A saying of St Benedict in his Chapter 64 on the Abbot is very relevant here: ‘Let the abbot order everything in good measure, so that the strong have something to strive for and the weak are not discouraged.’ The same spirit is seen in Chapter 33, where St Benedict follows the example of the first Christian community, ‘They distributed to each according to each one’s needs.’ St Benedict presents the monastery as a hospital, of which the abbot is, in imitation of Christ, the doctor (RB 28), who knows how to exercise all his skill on those most sick, those who will not correct themselves (RB 28).
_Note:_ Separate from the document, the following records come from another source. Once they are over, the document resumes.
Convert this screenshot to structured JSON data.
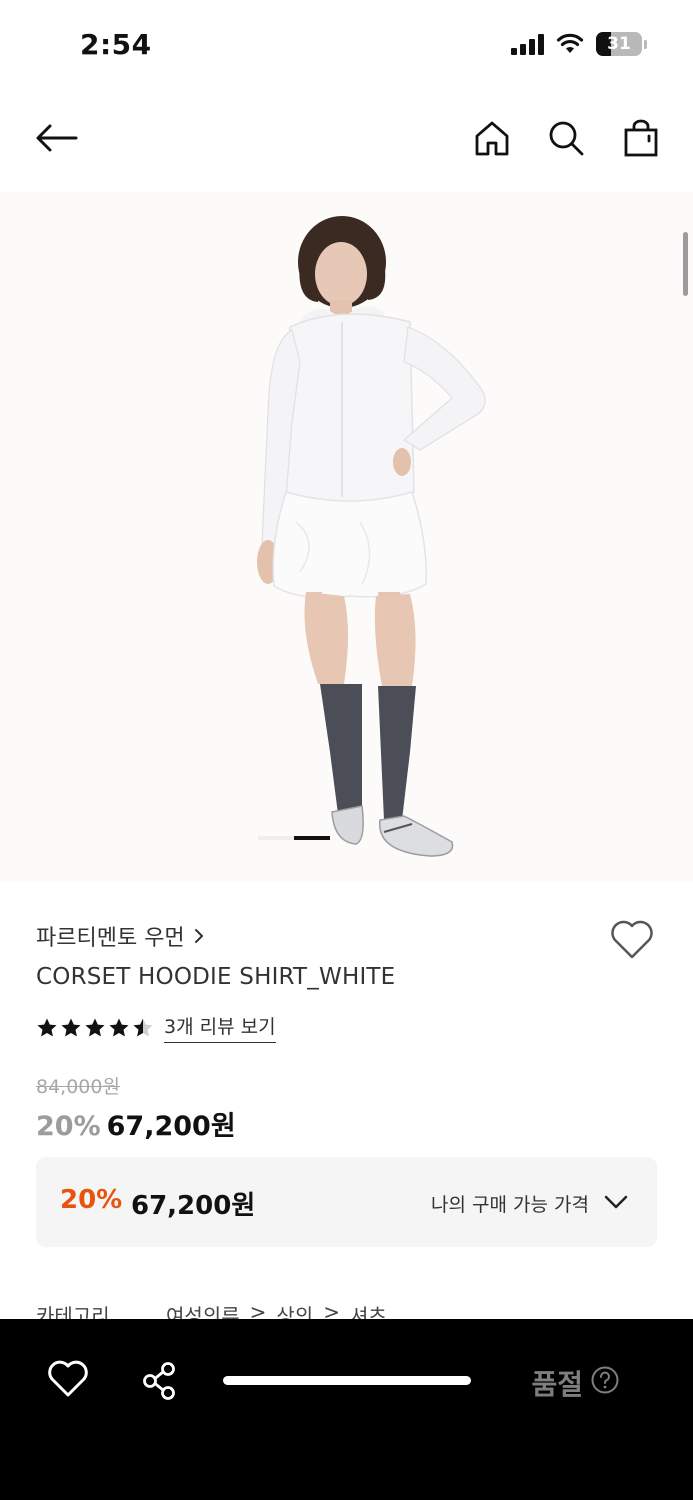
{
  "status_bar": {
    "time": "2:54",
    "battery_level": "31"
  },
  "nav": {
    "back_icon": "arrow-left-icon",
    "home_icon": "home-icon",
    "search_icon": "search-icon",
    "bag_icon": "shopping-bag-icon"
  },
  "hero": {
    "image_count_indicator": 2,
    "active_index": 1
  },
  "product": {
    "brand": "파르티멘토 우먼",
    "name": "CORSET HOODIE SHIRT_WHITE",
    "rating": 4.5,
    "review_link": "3개 리뷰 보기",
    "original_price": "84,000원",
    "discount_percent": "20%",
    "sale_price": "67,200원"
  },
  "my_price": {
    "discount_percent": "20%",
    "price": "67,200원",
    "label": "나의 구매 가능 가격"
  },
  "category": {
    "label": "카테고리",
    "path": [
      "여성의류",
      ">",
      "상의",
      ">",
      "셔츠"
    ]
  },
  "bottom_bar": {
    "wishlist_icon": "heart-icon",
    "share_icon": "share-icon",
    "sold_out_label": "품절",
    "help_icon": "question-circle-icon"
  },
  "colors": {
    "accent_orange": "#e8540c",
    "bottom_bar_bg": "#000000",
    "muted_gray": "#9c9c9c"
  }
}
The abbot knows how to measure the strength of each one: ‘He thinks of the prudence of holy Jacob who said, “If I exhaust my flocks by making them walk too far, they will all die in a single day.” That is why the abbot ordains everything in good measure so that the strong have something to strive for and the weak are not discouraged.’ This last phrase applies especially to the Congregation of Our Lady of Hope, where the handicaps and sicknesses are varied, and where each individual is encouraged to go as far as he can without ever despising those who are more limited. This is a vocation to compassion in the fullest sense of the word, ‘suffering with’, ‘sharing the burden’. ‘Carry each other’s burdens’ (Galatians 6.2).
An incident here comes to mind: Brother George and Brother Patrick are carrying a saucepan that one fit person could have carried. Brother George is crippled because of a farming accident, and Brother Patrick always needs to be shown the work which is to be done.
Marthe Robin once said to our founder that at Croixrault the parable of the invited guests, the crippled, the blind and the lame, is fully realized. The door is wide open also to the healthy! Wounded and battered, we are all the poor who say to the Lord, ‘Speak only a word and I shall be healed.’